Le premier temps de ce développement est constitué d’une reformulation du lemme scripturaire, indiquant en quel sens il convient de le comprendre. Le sens général est conservé – tout au plus Philon glose-t-il « ne passe pas outre » en ajoutant un deuxième verbe : « que Dieu ne passe pas outre ni à l’écart » – mais il est complété par des éléments qui orientent sa compréhension. Philon ajoute ainsi une qualification de la demande, présentée comme « quelque chose de grand », et précise qu’elle s’applique à l’âme, qui ne doit pas être laissée « déserte et vide ». Philon confirme ainsi le registre dans lequel il situe son analyse : non plus la vie sensible, mais celle de l’intellect, dans l’âme. Le seul élément notable ajouté par Philon est l’association entre présence de Dieu et lumière, mais il a lui-même été déjà largement développé, sans même référer au De Abrahamo, dans les deux premières quaestiones : l’intellect est ce qui permet à l’âme de voir les réalités intelligibles, en étant éclairé par la « lumière incorporelle et éternelle » que Dieu fait rayonner. L’enjeu est donc de comprendre en quel sens Abraham peut désirer en son âme que Dieu ne passe pas à l’écart et ce que cela signifie en termes de grâces reçues 358. Si la demande est grande, c’est qu’elle a pour objet Dieu lui-même, et que cela concerne « la limite » de son bonheur 359, c’est-à-dire probablement, plutôt que le terme ὅρος, suggéré par Marcus 360, le terme de τέλος, la « fin » ou le « terme » du bonheur.

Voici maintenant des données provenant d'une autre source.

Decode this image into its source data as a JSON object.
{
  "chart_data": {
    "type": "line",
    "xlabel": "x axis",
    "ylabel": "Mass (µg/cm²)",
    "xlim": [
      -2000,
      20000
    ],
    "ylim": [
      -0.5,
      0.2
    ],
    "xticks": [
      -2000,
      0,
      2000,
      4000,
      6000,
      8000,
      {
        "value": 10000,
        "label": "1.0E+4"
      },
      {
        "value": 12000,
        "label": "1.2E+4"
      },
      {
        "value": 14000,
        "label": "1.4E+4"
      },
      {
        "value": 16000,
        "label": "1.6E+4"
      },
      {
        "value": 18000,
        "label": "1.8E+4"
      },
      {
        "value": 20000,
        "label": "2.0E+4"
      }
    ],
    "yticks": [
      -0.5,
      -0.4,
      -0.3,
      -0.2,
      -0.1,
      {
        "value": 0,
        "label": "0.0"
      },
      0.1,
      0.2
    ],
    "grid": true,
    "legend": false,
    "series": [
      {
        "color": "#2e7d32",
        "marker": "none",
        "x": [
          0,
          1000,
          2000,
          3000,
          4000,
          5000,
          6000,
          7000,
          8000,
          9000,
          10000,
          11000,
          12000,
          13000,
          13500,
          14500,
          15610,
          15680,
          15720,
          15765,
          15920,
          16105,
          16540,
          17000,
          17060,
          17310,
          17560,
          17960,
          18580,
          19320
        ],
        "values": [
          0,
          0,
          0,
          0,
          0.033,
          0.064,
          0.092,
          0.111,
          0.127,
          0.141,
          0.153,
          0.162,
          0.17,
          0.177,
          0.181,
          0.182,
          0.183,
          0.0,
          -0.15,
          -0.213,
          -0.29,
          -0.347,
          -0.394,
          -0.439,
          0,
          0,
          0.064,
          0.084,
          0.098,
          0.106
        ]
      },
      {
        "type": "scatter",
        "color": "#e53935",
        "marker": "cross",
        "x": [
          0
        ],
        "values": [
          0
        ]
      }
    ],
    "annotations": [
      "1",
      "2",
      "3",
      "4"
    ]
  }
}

En effet, Philon, en évoquant la demande d’Abraham et en présentant son contraire, « (la limite) du malheur », c’est-à-dire l’absence de Dieu et l’obscurité qu’elle entraîne, paraît bien reprendre ici un vocabulaire stoïcien sur une question présentée par Cicéron avec l’expression De finibus bonorum et malorum, et que l’on peut traduire comme les « termes extrêmes des biens et des maux ». Les traités Περὶ τέλους (sur la fin elle-même) ou Περὶ τέλων (sur les différentes réponses proposées au problème) étaient courants à l’époque hellénistique 361, et Philon comme Cicéron avant lui, en abordant la question non seulement de ce que l’on peut appeler « bien souverain », mais encore de son opposé, le « mal souverain », ne font que reprendre une distinction entre deux types de réalités dont Diogène Laërce atteste, a posteriori, qu’on les désignait en grec comme ἀγαθὰ τελικά (« des biens finaux ») et κακὰ τελικά (« des maux finaux ») 362. Pour les Stoïciens, si l’on en croit Cicéron, « le bien final est une vie dans laquelle on applique sa connaissance à ces choses qui arrivent par nature, en sélectionnant celles qui sont en accord avec la nature, c’est-à-dire une vie en accord et en harmonie avec la nature » 363. Philon endosse explicitement cette définition, lorsqu’il présente le fait de « vivre selon la nature » (τὸἀκολούθως τῇ φύσει ζῆν) comme τὸ παρὰ τοῖς ἄριστα φιλοσοφήσασιν ᾀδόμενον τέλος (« la fin qui a été chantée chez ceux qui ont eu la meilleure philosophie » ; Migr., 128). Or, il donne ici un contenu précis à cette fin, et par symétrie à son contraire : la présence de Dieu dans l’âme, ou bien son absence. Philon lit la demande d’Abraham à Dieu en l’inscrivant dans un cadre philosophique repéré : la grandeur de la demande s’explique par le fait qu’Abraham sollicite la grâce de recevoir le bien souverain, et celui-ci n’est pas le plaisir, le bonheur ou encore la vertu, mais la communication à l’âme de la vie divine elle-même.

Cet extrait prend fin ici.